Ich glaub´, ich muss George Orwells „1984“ noch einmal lesen. Als der Roman vor dreißig Jahren in aller Munde war, und natürlich Schullektüre, fehlte mir noch die Erfahrung, um wirklich zu verstehen, was uns der Autor sagen wollte.

Aber jetzt sind wir ja auf einem entsprechenden Weg. Das vorläufig letzte öffentliche Gedankenverbrechen hat Annegret Kramp-Karrenbauer begangen, die Ministerpräsidentin des Saarlandes, als sie für das derzeit angesagte Thema „Homo-Ehe“ nicht die nötige Begeisterung an den Tag legte.

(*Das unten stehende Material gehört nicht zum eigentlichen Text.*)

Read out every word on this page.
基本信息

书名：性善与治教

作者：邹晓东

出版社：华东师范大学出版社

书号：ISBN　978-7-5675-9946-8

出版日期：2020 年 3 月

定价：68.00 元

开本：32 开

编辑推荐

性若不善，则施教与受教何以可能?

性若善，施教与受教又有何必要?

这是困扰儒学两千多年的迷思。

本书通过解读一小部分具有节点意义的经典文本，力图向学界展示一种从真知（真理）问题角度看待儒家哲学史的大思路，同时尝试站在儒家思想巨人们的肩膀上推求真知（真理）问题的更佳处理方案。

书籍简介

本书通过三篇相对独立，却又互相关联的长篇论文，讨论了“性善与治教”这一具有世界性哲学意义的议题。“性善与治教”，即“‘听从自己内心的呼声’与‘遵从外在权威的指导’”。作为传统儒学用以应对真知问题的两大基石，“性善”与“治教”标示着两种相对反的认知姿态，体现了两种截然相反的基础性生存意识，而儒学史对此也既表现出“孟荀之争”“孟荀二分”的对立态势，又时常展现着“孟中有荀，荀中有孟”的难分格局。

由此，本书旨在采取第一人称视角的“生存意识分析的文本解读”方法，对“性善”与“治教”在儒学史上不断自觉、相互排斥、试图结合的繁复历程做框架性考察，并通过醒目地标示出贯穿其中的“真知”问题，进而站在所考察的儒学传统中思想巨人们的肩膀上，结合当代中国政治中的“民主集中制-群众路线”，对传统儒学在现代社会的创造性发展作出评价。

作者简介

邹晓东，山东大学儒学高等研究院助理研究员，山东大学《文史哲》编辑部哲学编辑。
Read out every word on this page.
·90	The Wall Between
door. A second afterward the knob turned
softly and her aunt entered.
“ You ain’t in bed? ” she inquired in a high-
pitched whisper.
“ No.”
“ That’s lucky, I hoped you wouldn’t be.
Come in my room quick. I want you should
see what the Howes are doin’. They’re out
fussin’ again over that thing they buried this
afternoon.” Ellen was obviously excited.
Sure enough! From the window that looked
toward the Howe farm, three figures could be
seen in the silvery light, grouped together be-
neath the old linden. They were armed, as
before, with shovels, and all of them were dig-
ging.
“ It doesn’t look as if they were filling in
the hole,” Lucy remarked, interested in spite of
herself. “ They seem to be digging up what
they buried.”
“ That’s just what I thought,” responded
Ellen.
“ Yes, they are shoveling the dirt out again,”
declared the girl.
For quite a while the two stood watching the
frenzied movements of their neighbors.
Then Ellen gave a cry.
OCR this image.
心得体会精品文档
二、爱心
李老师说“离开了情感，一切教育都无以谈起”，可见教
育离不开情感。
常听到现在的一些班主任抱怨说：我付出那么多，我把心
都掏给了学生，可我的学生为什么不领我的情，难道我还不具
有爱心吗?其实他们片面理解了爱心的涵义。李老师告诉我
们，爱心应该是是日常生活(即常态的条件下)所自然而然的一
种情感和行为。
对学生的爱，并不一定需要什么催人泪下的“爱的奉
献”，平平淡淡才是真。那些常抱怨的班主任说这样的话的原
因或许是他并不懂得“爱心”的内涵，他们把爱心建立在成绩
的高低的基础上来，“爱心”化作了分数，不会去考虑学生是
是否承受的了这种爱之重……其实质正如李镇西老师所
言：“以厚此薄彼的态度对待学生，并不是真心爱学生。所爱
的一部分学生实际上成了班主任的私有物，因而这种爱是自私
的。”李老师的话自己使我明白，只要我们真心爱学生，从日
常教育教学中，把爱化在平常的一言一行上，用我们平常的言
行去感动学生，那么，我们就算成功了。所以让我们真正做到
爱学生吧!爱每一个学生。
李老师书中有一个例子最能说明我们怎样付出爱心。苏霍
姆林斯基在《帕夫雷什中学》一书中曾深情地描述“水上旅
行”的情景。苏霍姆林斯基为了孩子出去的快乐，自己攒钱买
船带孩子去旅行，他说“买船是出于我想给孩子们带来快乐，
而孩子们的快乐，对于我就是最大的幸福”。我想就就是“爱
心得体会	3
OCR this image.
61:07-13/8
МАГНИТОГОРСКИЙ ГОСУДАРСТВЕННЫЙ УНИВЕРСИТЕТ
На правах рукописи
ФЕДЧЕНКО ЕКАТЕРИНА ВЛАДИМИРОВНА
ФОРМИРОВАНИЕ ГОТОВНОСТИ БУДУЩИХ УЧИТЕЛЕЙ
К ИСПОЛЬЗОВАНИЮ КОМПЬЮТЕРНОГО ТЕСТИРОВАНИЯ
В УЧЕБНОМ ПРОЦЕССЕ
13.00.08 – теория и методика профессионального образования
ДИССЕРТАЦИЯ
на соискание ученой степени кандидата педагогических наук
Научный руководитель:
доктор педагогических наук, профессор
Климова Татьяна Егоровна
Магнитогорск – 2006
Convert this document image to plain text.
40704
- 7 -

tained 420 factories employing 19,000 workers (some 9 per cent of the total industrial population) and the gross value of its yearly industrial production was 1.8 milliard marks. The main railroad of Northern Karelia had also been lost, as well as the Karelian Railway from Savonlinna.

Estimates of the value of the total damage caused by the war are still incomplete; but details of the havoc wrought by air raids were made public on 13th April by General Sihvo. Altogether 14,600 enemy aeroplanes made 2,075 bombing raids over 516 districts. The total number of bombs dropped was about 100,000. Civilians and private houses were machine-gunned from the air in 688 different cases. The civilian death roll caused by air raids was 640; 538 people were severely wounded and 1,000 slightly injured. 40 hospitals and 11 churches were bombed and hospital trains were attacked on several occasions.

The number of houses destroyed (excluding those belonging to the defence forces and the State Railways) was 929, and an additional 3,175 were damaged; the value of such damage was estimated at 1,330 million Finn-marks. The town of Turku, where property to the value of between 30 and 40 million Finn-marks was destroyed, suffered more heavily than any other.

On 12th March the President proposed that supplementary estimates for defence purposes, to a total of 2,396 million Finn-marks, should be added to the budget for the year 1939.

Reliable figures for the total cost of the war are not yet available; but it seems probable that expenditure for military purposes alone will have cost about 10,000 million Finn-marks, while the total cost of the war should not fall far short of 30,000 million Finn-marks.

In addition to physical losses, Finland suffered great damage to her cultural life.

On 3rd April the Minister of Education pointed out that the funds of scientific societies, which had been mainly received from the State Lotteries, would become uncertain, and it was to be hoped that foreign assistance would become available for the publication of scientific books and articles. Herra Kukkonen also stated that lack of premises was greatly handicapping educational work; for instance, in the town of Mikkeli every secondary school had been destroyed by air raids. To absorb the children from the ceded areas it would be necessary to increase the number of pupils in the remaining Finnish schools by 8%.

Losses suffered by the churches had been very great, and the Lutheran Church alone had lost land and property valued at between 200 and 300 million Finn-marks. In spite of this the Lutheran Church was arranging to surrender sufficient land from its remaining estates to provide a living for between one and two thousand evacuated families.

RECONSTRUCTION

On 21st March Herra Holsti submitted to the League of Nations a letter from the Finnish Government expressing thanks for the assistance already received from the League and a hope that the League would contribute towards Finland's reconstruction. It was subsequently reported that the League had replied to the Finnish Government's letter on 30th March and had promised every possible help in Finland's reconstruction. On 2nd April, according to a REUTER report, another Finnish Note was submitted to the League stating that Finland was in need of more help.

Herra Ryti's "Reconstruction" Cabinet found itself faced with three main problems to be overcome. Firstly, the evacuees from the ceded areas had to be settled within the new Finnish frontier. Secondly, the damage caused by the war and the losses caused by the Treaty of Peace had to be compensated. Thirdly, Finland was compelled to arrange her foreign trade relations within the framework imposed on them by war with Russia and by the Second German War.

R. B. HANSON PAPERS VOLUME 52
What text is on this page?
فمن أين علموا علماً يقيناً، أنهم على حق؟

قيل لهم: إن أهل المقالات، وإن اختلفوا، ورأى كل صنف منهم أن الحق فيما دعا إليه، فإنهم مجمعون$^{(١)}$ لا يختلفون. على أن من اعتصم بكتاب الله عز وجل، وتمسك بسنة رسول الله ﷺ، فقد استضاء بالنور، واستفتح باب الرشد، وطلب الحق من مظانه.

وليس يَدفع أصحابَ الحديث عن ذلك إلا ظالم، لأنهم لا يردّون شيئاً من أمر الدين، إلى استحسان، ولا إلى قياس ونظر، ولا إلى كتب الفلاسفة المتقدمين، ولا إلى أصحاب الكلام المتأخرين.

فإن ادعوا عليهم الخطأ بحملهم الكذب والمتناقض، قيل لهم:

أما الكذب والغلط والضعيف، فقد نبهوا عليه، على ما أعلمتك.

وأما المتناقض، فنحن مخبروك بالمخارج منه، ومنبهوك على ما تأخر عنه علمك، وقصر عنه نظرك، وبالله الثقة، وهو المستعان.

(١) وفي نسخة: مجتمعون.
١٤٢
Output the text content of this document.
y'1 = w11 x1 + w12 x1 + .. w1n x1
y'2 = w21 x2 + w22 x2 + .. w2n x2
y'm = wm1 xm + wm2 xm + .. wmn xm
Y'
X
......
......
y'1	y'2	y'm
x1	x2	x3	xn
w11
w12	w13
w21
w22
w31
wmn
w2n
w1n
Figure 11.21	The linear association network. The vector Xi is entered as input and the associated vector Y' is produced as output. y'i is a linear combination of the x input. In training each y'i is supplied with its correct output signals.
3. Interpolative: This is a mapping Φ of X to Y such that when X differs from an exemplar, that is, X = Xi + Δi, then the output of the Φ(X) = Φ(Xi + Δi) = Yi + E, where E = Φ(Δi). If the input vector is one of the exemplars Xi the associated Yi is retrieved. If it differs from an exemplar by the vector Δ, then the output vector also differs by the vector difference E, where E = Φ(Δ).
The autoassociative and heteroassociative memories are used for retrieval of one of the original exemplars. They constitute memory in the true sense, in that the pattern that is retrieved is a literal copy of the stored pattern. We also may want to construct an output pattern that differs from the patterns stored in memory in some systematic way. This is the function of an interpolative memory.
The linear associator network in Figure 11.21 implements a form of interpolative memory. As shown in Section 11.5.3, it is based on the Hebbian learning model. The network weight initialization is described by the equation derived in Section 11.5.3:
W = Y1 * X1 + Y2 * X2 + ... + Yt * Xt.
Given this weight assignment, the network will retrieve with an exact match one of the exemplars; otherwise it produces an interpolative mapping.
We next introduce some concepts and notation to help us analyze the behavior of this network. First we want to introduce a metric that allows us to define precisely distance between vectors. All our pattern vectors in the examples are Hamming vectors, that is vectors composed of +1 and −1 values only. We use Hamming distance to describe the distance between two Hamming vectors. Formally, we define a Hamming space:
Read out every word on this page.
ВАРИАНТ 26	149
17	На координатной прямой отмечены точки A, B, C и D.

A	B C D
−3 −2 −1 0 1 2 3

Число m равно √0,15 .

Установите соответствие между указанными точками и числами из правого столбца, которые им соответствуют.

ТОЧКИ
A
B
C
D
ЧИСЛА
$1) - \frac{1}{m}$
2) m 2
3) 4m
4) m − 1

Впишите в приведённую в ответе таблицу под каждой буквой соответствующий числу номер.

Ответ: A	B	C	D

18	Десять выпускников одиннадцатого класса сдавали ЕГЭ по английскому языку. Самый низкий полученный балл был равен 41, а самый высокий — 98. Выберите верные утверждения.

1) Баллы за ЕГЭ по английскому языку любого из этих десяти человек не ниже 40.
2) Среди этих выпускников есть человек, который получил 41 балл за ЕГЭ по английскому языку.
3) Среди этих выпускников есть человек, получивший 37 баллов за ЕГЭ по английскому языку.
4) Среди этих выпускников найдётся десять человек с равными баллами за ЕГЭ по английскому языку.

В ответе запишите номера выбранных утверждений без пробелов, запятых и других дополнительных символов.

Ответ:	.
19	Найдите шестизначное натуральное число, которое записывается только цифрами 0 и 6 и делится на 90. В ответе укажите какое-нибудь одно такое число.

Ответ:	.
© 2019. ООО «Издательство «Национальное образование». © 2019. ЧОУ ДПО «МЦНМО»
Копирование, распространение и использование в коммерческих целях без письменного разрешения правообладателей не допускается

Unabhängig davon, wie man zur Sache selbst steht, ist es offenbar nicht einmal mehr statthaft, durchaus nachvollziehbare Bedenken hinsichtlich der Folgen einer „Ehe für alle“ zu hegen - ganz so, als sei vollkommen auszuschließen, dass gewisse Ethnien unter Berufung auf diese Losung irgendwann daherkommen und Ehen mit Minderjährigen und / oder näheren Verwandten oder auch die Vielehe einfordern könnten. Jedenfalls hat nun eine Berliner Anwältin die Politikerin angezeigt - wegen Beleidigung und Volksverhetzung: „Diese Äußerung ist nicht mehr nur homophob, sondern menschenverachtend und in ihrem Gehalt gleichzusetzen mit den ähnlich verachtenden Äußerungen 1933 - 1945.”

Mit anderen Worten: So schnell ist man ein Nazi, jedenfalls für jene, die konservativ gleich für reaktionär halten und eigentlich jede Meinung, die ihrer eigenen widerspricht, im braunen Sumpf verorten. Als Erster durfte Thilo Sarrazin die Erfahrung machen, für eine kühle ökonomische (und durchaus langweilige) Bestandsaufnahme der deutschen Gegenwart als Rassist, Biologist und Menschenverächter angeprangert zu werden; der rüpelhafte Umgang mit dem Ex-Banker und -Politiker vor allem in den Medien gab die Richtung vor, wie künftig mit ähnlichen Gedankenverbrechern zu verfahren sei.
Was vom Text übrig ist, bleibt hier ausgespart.